今では副社長まで昇進し、さっぱりとした短髪で、口ひげを生やしている。
「うー」
楓は日向の頬をつかみ、伸びる皮膚が面白いのかはしゃぐ。
痛いはずなのだが、日向は物ともせずに「やんちゃでちゅね~」と我が孫を可愛がった。
女の子なので人一倍甘やかされて育つことだろう。
「父さん、桃ちゃんの時とおんなじ」
病室のベッドで半身を起こす桜は、やれやれといった様子でその光景を眺めていた。
長かった髪は肩まで切られ、今は大学を休学して入院中だ。
あと少しで退院できると医師から聞かされている。
「あら、桃ちゃん」
病室のドアを開けたまま立ち止まっている因幡に気付く。
ドアを開けて突っ立ったまま入ってこようとしないので、「どうしたの?」と首を傾げた。
「入るかどうか迷った」
傍から見れば恥ずかしい、孫にデレデレの日向に戸惑ってしまったようだ。
「おねーちゃんでちゅよ~」
「正確には叔母だけどね」
「うーうっ」
両腕を広げる前に、楓が因幡に両手を伸ばした。
「ほーら楓ー」と楓を抱き、ゆりかごのように揺すってあやす。
「気分はどう?」
「うん。
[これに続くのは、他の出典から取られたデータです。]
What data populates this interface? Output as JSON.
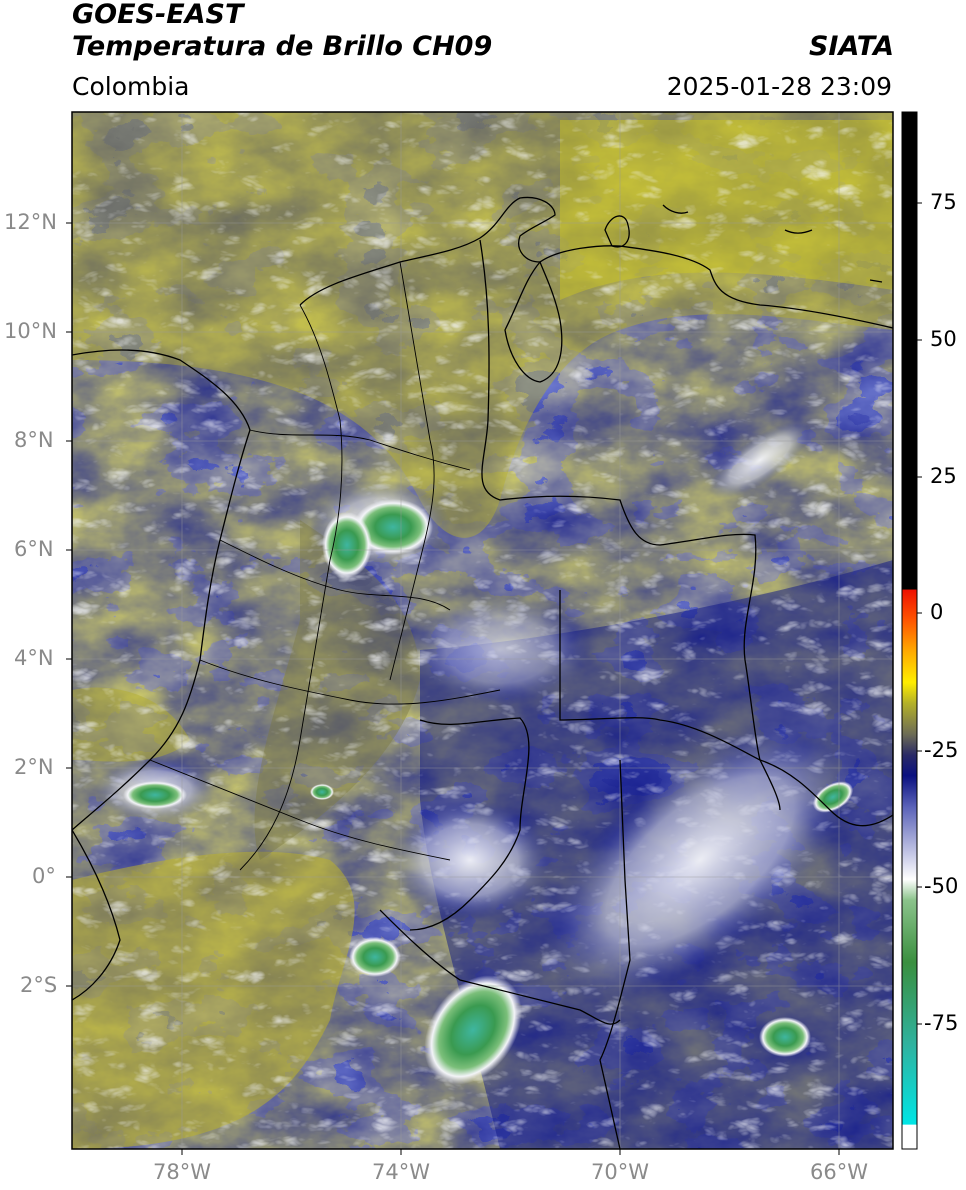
{
  "header": {
    "title_line1": "GOES-EAST",
    "title_line2": "Temperatura de Brillo CH09",
    "source": "SIATA",
    "region": "Colombia",
    "datetime": "2025-01-28 23:09"
  },
  "axes": {
    "lat_ticks": [
      "12°N",
      "10°N",
      "8°N",
      "6°N",
      "4°N",
      "2°N",
      "0°",
      "2°S"
    ],
    "lon_ticks": [
      "78°W",
      "74°W",
      "70°W",
      "66°W"
    ]
  },
  "colorbar": {
    "ticks": [
      "75",
      "50",
      "25",
      "0",
      "-25",
      "-50",
      "-75"
    ]
  },
  "palette": {
    "yellow": "#c9c321",
    "olive": "#8f8c34",
    "gray_olive": "#6e6d52",
    "navy": "#0b1180",
    "blue": "#2a35a0",
    "white": "#f2f3f8",
    "green": "#3c9e4e",
    "teal": "#35b8a0"
  }
}
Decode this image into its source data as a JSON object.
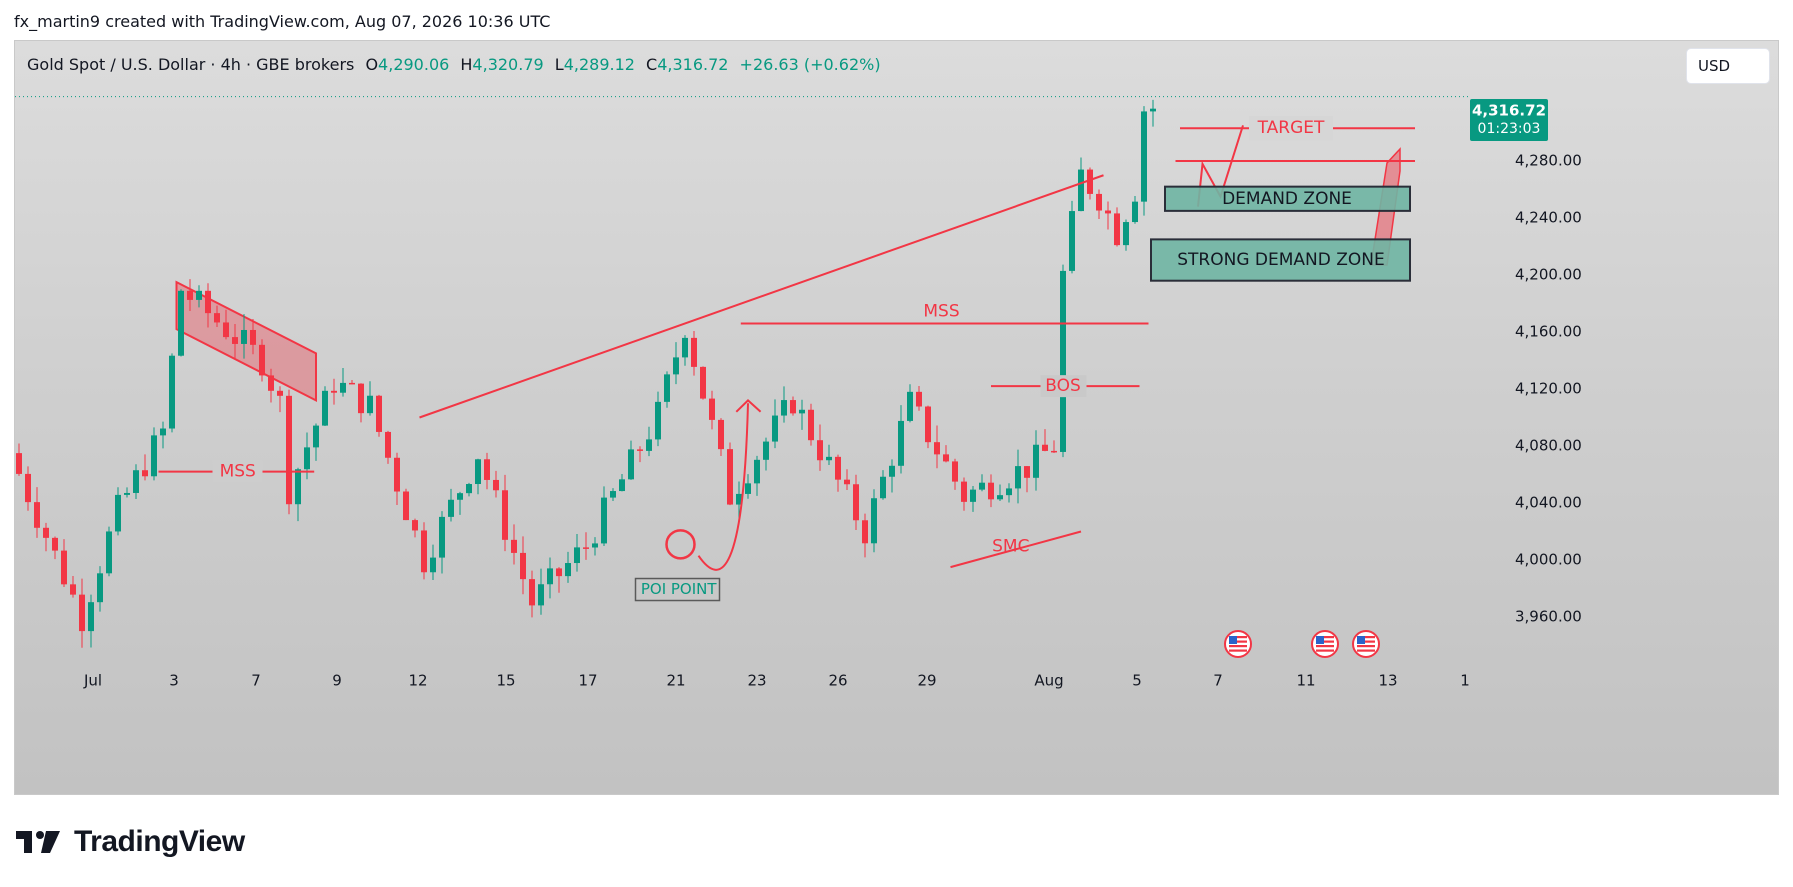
{
  "credit": "fx_martin9 created with TradingView.com, Aug 07, 2026 10:36 UTC",
  "header": {
    "symbol": "Gold Spot / U.S. Dollar · 4h · GBE brokers",
    "o_label": "O",
    "o_value": "4,290.06",
    "h_label": "H",
    "h_value": "4,320.79",
    "l_label": "L",
    "l_value": "4,289.12",
    "c_label": "C",
    "c_value": "4,316.72",
    "change": "+26.63 (+0.62%)"
  },
  "currency_button": "USD",
  "price_tag": {
    "price": "4,316.72",
    "countdown": "01:23:03"
  },
  "footer": {
    "brand": "TradingView"
  },
  "colors": {
    "up": "#089981",
    "down": "#f23645",
    "annotation": "#f23645",
    "zone_fill": "#6fb5a3",
    "zone_border": "#2a2e39"
  },
  "chart_data": {
    "type": "candlestick",
    "ylim": [
      3930,
      4330
    ],
    "y_ticks": [
      "4,280.00",
      "4,240.00",
      "4,200.00",
      "4,160.00",
      "4,120.00",
      "4,080.00",
      "4,040.00",
      "4,000.00",
      "3,960.00"
    ],
    "y_tick_values": [
      4280,
      4240,
      4200,
      4160,
      4120,
      4080,
      4040,
      4000,
      3960
    ],
    "x_ticks": [
      "Jul",
      "3",
      "7",
      "9",
      "12",
      "15",
      "17",
      "21",
      "23",
      "26",
      "29",
      "Aug",
      "5",
      "7",
      "11",
      "13",
      "1"
    ],
    "last_price": 4316.72,
    "key_prices": [
      {
        "t": 0,
        "p": 4075
      },
      {
        "t": 8,
        "p": 3960
      },
      {
        "t": 12,
        "p": 4035
      },
      {
        "t": 17,
        "p": 4090
      },
      {
        "t": 19,
        "p": 4190
      },
      {
        "t": 28,
        "p": 4140
      },
      {
        "t": 30,
        "p": 4110
      },
      {
        "t": 31,
        "p": 4050
      },
      {
        "t": 36,
        "p": 4125
      },
      {
        "t": 40,
        "p": 4108
      },
      {
        "t": 46,
        "p": 4000
      },
      {
        "t": 52,
        "p": 4075
      },
      {
        "t": 58,
        "p": 3970
      },
      {
        "t": 64,
        "p": 4010
      },
      {
        "t": 72,
        "p": 4102
      },
      {
        "t": 75,
        "p": 4165
      },
      {
        "t": 80,
        "p": 4045
      },
      {
        "t": 87,
        "p": 4112
      },
      {
        "t": 95,
        "p": 4020
      },
      {
        "t": 100,
        "p": 4110
      },
      {
        "t": 106,
        "p": 4045
      },
      {
        "t": 113,
        "p": 4065
      },
      {
        "t": 116,
        "p": 4080
      },
      {
        "t": 117,
        "p": 4200
      },
      {
        "t": 119,
        "p": 4270
      },
      {
        "t": 121,
        "p": 4255
      },
      {
        "t": 123,
        "p": 4230
      },
      {
        "t": 125,
        "p": 4260
      },
      {
        "t": 126,
        "p": 4316.72
      }
    ],
    "annotations": [
      {
        "type": "label",
        "text": "MSS"
      },
      {
        "type": "label",
        "text": "MSS"
      },
      {
        "type": "label",
        "text": "BOS"
      },
      {
        "type": "label",
        "text": "SMC"
      },
      {
        "type": "label",
        "text": "POI POINT"
      },
      {
        "type": "label",
        "text": "TARGET"
      },
      {
        "type": "zone",
        "text": "DEMAND ZONE",
        "price_low": 4245,
        "price_high": 4262
      },
      {
        "type": "zone",
        "text": "STRONG DEMAND ZONE",
        "price_low": 4196,
        "price_high": 4225
      }
    ]
  }
}
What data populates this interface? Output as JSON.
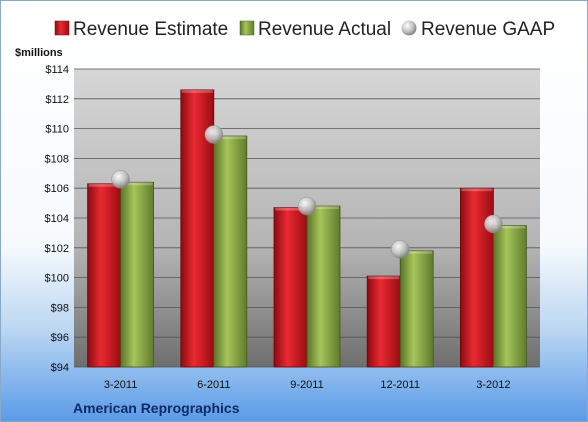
{
  "chart_data": {
    "type": "bar",
    "categories": [
      "3-2011",
      "6-2011",
      "9-2011",
      "12-2011",
      "3-2012"
    ],
    "series": [
      {
        "name": "Revenue Estimate",
        "values": [
          106.3,
          112.6,
          104.7,
          100.1,
          106.0
        ],
        "color": "#c8141c"
      },
      {
        "name": "Revenue Actual",
        "values": [
          106.4,
          109.5,
          104.8,
          101.8,
          103.5
        ],
        "color": "#7f9d3c"
      },
      {
        "name": "Revenue GAAP",
        "values": [
          106.6,
          109.6,
          104.8,
          101.9,
          103.6
        ],
        "color": "#b8b8b8",
        "marker": "sphere"
      }
    ],
    "ylabel": "$millions",
    "ylim": [
      94,
      114
    ],
    "yticks": [
      "$94",
      "$96",
      "$98",
      "$100",
      "$102",
      "$104",
      "$106",
      "$108",
      "$110",
      "$112",
      "$114"
    ],
    "grid": true,
    "legend": "top",
    "footer": "American Reprographics"
  }
}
順調」
「仕事の方はどうだ?」
日向に聞かれ、苦笑いをこぼした。
「これから終えてくるところ。終わったら、そのまま母校に寄るつもり」
「そういえば、今日が卒業式だったな」
「遅れるわけにはいかないからな。…あ、そうそう、姉貴、旦那に言っておいてくれる? 義妹をあんましコキ使うなって。最近ロクな頼み事しかしねーし」
口を尖らせて言うと、桜はクスクスと笑った。
「それだけ信用してるってことじゃない」
「まあ、何かあったら父さんに言いなさい。いつでも封印を解く用意はできている」
日向が黒い笑顔で取り出そうとしたのは、包帯に巻かれて『封印』の札がベタベタに貼ってある釘バットだ。
「いや、解いちゃダメだから『封印』なんだろ? 片付けろよ。せめて土に埋めた方がいいって」
楓を独占したい欲求と、桜を嫁にやってしまった悔しさで、いつでも桜の夫に炸裂させる気満々だ。
因幡は日向をなだめ、バスケットに入ったリンゴをサイドテーブルに置き、楓を桜に返した。
「また時間があったら寄らせてもらう」
「いつでもおいで。とは言っても、もうすぐ退院なんだけど」
「私はもう少し楓ちゃんを可愛がってから仕事に行く」
「父さん、楓可愛がりすぎて仕事をサボらないように;」
しかも神崎の家に遊びに行けば、たまに見たことがある光景なので、余計に居た堪れない。
「うーうっ」
「楓、またな」
「うあう」
言葉がわかるのか、楓はもみじの手を振った。